Opinião

Finalmente rachou o paredão do silêncio que protegia os Bolsonaro

Cada vez mais isolados

Hugo Barreto/Metrópoles
o presidente Jair Bolsonaro (PSL) falando ao celular - Metrópoles

O advogado Frederick Wassef cantou no seu depoimento prestado à Polícia Federal. Cantou exatamente o quê, por ora não se sabe, mas cantou. Para quem disse que não fora buscar em Nova Iorque o Rolex roubado por Bolsonaro, e foi e agora confessa que foi, é um avanço. Contra documentos mentiras não se sustentam.

O tenente Osmar Crivelatti, ex-assessor da Presidência da República, também cantou, embora menos do que a Polícia Federal desejava. É um passarinho que está aprendendo a cantar. Foi ouvido durante oito horas. Será ouvido novamente quantas vezes seja necessário para que se esgote sua produção musical.

O tenente-coronel Mauro Cid continuou cantando, e tão cedo irá parar. Com o depoimento de ontem, cantou até aqui mais de 23 horas. Cantou sobre as joias roubadas e devolvidas para esconder o crime, sobre joias não devolvidas, sobre algumas ainda desaparecidas, sobre outras que nem se sabia que existiam.

Cantou sobre as movimentações financeiras de Bolsonaro e de Michelle, sua mulher. E, naturalmente, sobre os certificados falsos de vacina contra a Covid-19. Como ex-ajudante-de-ordem de Bolsonaro, Mauro Cid conhece todos os seus segredos. A cantoria sobre o golpe está longe de terminar.

E pela primeira vez, um general, Mauro Cesar Lourena Cid, pai de Mauro Cid, fez parte do recém-formado Coral dos Canários do Planalto, que dispensa regente e por isso desafina de vez em quando. Rapazes esforçados, esses. Alguns se estranham, mas todos estão unidos pelo mesmo propósito: obter redução de pena.

Estão unidos também, à exceção de Wassef, por outro sentimento: o de que foram abandonados por seu tratador, que os deixou presos na gaiola, sem comida, sem afagos, sem futuro. Magoaram com razão. Foram abandonados, largados sozinhos, sujeitos às intempéries, à beira da desonra ou desonrados.

O par de canários imperiais, marido e mulher, fez as contas e concluiu que perderia menos se se recusasse a cantar. Aferrou-se à tese oferecida por Augusto Aras, Procurador-Geral da República, de que falta ao Supremo Tribunal Federal competência para julgá-lo. A competência seria da primeira instância da Justiça.

Tese fajuta porque roubo de joias, ataques às urnas eletrônicas e à democracia, tentativa abortada de golpe, tentativa fracassada de golpe, tudo tem conexão. O Supremo já deliberou sobre isso. Se for o caso, deliberará outra vez, e o placar provável é de 9 votos contra 2 – os dos ministros Nunes Marques e André Mendonça.
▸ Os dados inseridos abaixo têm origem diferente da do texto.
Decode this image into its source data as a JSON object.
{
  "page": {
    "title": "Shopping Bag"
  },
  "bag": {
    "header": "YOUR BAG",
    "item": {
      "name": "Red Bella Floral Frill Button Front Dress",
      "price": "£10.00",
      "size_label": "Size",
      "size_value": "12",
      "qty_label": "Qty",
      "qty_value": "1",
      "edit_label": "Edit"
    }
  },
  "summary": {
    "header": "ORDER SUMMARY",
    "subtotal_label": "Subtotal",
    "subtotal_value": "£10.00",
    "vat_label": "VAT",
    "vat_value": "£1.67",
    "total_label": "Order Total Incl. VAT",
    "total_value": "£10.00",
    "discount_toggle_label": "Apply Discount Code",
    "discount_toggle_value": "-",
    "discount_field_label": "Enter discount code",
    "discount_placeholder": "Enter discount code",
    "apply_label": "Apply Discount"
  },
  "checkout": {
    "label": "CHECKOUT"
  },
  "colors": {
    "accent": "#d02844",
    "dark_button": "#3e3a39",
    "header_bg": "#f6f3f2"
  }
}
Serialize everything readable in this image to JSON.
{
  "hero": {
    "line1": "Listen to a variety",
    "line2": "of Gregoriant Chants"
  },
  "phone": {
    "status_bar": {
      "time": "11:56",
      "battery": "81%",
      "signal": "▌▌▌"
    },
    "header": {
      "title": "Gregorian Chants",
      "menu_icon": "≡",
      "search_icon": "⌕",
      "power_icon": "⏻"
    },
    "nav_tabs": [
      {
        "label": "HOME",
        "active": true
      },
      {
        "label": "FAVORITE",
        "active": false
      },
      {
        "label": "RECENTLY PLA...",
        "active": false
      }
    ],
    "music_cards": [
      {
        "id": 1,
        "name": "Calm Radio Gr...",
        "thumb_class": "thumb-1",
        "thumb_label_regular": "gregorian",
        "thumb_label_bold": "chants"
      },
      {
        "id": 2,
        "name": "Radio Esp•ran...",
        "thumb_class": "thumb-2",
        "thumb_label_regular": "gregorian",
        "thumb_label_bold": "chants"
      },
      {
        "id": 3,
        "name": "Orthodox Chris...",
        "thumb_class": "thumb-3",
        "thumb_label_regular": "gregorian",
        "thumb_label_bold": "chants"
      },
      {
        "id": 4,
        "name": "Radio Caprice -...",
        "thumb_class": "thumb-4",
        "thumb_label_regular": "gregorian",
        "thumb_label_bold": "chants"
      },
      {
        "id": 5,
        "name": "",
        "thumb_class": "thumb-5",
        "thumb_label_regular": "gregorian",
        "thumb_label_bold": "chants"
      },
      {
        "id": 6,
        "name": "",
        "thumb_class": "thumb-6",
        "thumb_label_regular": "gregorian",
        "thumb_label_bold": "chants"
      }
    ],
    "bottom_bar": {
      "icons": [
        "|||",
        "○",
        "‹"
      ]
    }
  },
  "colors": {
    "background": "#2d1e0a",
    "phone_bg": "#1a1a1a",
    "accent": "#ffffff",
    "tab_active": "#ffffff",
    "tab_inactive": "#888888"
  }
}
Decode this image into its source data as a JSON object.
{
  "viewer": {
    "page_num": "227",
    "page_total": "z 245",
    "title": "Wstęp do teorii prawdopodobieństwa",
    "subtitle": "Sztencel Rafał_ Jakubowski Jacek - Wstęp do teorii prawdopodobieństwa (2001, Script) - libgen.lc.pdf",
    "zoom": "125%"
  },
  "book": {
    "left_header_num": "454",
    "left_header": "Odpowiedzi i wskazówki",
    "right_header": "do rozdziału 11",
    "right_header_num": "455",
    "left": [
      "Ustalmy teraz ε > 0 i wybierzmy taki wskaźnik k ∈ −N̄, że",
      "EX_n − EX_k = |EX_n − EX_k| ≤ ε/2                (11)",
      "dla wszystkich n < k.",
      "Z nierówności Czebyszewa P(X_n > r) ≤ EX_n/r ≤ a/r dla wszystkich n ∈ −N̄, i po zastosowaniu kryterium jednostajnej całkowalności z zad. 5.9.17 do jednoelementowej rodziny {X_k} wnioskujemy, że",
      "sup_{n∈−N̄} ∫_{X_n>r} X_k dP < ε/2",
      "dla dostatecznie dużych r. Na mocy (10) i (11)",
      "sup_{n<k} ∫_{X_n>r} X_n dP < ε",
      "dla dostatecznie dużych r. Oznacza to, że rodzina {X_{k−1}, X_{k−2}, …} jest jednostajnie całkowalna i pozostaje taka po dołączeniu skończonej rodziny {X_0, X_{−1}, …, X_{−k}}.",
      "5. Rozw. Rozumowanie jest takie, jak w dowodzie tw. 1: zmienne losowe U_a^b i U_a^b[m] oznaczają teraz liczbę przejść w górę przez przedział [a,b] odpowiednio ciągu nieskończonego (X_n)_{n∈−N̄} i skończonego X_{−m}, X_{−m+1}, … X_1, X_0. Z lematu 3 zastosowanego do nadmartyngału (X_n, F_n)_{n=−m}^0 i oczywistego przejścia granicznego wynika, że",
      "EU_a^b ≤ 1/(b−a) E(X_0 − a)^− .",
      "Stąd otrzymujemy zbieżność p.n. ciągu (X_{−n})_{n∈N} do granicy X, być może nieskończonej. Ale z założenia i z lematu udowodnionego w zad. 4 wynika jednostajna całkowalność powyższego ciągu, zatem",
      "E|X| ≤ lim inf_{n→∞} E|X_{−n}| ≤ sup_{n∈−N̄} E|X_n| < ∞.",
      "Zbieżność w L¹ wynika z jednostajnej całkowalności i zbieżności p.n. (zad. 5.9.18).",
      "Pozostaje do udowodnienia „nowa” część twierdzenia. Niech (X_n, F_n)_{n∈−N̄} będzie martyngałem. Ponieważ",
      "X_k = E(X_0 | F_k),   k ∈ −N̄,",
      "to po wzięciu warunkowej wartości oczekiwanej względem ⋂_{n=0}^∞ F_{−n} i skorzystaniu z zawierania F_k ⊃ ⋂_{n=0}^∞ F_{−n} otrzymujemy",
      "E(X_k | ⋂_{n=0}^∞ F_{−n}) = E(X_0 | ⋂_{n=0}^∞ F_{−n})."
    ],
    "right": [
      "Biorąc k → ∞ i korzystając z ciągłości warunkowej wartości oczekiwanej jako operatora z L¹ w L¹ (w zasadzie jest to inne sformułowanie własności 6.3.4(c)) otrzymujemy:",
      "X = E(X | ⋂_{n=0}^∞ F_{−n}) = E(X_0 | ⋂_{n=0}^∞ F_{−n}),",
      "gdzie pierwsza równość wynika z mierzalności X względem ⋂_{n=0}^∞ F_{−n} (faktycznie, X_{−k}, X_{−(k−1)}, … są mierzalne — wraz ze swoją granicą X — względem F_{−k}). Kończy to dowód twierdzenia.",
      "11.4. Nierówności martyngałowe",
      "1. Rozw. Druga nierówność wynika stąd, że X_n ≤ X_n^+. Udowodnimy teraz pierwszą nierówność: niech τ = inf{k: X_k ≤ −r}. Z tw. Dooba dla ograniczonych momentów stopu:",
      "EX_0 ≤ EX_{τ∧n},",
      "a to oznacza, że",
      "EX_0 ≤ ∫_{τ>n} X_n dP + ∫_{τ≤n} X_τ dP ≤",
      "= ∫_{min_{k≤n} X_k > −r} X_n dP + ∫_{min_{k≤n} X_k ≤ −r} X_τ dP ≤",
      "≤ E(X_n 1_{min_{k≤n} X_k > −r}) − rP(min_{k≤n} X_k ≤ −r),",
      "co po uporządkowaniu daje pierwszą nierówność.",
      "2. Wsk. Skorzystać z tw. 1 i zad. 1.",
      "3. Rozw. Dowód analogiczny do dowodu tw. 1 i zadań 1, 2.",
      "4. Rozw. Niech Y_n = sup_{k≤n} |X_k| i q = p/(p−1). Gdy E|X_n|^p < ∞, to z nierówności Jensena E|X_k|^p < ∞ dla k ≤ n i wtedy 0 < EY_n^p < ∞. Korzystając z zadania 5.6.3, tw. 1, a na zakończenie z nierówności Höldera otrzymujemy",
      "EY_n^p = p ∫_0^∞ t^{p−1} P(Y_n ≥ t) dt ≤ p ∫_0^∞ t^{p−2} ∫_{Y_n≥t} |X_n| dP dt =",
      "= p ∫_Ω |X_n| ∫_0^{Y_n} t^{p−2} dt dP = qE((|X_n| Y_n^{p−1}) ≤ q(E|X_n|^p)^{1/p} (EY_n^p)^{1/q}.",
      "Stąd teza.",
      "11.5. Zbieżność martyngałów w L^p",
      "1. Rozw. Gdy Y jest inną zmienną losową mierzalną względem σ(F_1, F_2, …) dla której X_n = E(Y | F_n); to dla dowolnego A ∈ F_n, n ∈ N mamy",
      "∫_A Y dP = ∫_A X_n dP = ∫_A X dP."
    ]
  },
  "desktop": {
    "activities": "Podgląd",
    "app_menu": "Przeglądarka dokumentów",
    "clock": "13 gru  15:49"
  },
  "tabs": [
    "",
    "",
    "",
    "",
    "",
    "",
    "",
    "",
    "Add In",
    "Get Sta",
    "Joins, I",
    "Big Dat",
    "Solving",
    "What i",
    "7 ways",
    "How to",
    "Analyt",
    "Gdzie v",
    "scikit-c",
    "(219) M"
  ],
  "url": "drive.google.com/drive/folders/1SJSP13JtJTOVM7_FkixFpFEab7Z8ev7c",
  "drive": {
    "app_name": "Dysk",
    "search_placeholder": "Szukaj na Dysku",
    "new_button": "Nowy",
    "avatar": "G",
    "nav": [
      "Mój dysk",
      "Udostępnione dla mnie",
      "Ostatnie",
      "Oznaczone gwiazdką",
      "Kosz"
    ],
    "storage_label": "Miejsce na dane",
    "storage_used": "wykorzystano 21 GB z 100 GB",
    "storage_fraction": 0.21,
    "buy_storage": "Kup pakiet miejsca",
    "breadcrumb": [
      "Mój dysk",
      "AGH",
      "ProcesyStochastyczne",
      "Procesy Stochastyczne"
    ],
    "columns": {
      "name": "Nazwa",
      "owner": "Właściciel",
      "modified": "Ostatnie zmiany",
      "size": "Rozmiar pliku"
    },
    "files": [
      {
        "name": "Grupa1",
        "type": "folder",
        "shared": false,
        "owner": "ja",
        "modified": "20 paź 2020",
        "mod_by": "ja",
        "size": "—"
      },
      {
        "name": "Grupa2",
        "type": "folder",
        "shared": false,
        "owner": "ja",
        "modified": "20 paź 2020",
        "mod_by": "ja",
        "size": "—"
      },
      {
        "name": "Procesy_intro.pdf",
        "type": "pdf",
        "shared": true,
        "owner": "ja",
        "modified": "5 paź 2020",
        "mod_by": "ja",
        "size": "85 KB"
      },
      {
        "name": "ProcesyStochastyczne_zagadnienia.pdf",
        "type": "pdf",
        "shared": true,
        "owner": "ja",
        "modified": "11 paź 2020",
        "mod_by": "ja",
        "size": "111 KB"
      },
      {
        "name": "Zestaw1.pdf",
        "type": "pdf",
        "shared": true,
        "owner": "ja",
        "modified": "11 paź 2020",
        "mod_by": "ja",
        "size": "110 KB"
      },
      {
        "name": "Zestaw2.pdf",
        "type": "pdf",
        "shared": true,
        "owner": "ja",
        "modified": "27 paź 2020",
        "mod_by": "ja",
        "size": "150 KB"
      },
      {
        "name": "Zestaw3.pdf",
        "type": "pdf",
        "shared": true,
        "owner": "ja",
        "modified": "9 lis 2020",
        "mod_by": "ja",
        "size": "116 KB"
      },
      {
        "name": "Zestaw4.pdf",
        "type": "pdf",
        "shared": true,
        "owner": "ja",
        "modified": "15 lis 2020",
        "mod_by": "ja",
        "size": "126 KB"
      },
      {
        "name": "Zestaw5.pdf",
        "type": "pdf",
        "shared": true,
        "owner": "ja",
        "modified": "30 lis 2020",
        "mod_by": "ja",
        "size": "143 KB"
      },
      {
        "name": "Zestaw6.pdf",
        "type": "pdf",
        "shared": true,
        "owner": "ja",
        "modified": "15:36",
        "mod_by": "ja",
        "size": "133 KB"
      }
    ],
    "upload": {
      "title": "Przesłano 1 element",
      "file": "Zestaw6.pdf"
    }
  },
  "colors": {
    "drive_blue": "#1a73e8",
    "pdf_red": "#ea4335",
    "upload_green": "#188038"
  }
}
Michelle anda muito assanhadinha para o gosto cerimonioso da toga. Palavra é prata e silêncio é ouro, ensina um ditado árabe. O seu marido sabe, e por isso calou-se ultimamente. Morreu pela boca, não tem por que matar-se de novo. Michelle disse: “Não posso me submeter a prestar depoimento em local impróprio”.

Foi o ministro Alexandre de Moraes, o xerife da República, que autorizou a Polícia Federal a ouvir Michelle. Se ela acha que está certa em seguir a orientação dos seus advogados, que deixe a palavra com eles, não precisa expor-se. Muitos menos apelar para o deboche, o que fez na semana passada ao falar das joias:

“Falaram tanto de joias que em breve teremos um lançamento: Mijoias para vocês”.

A mudez do par de canários imperiais deixa seus antigos devotos sem argumentos para defendê-lo. Isso é mais corrosivo do que possa parecer neste instante. Para os devotos, a acusação de golpe vale nada, porque era para ter havido um golpe, sim, pena não ter sido um êxito. Roubo é diferente. Ladrão é mal visto.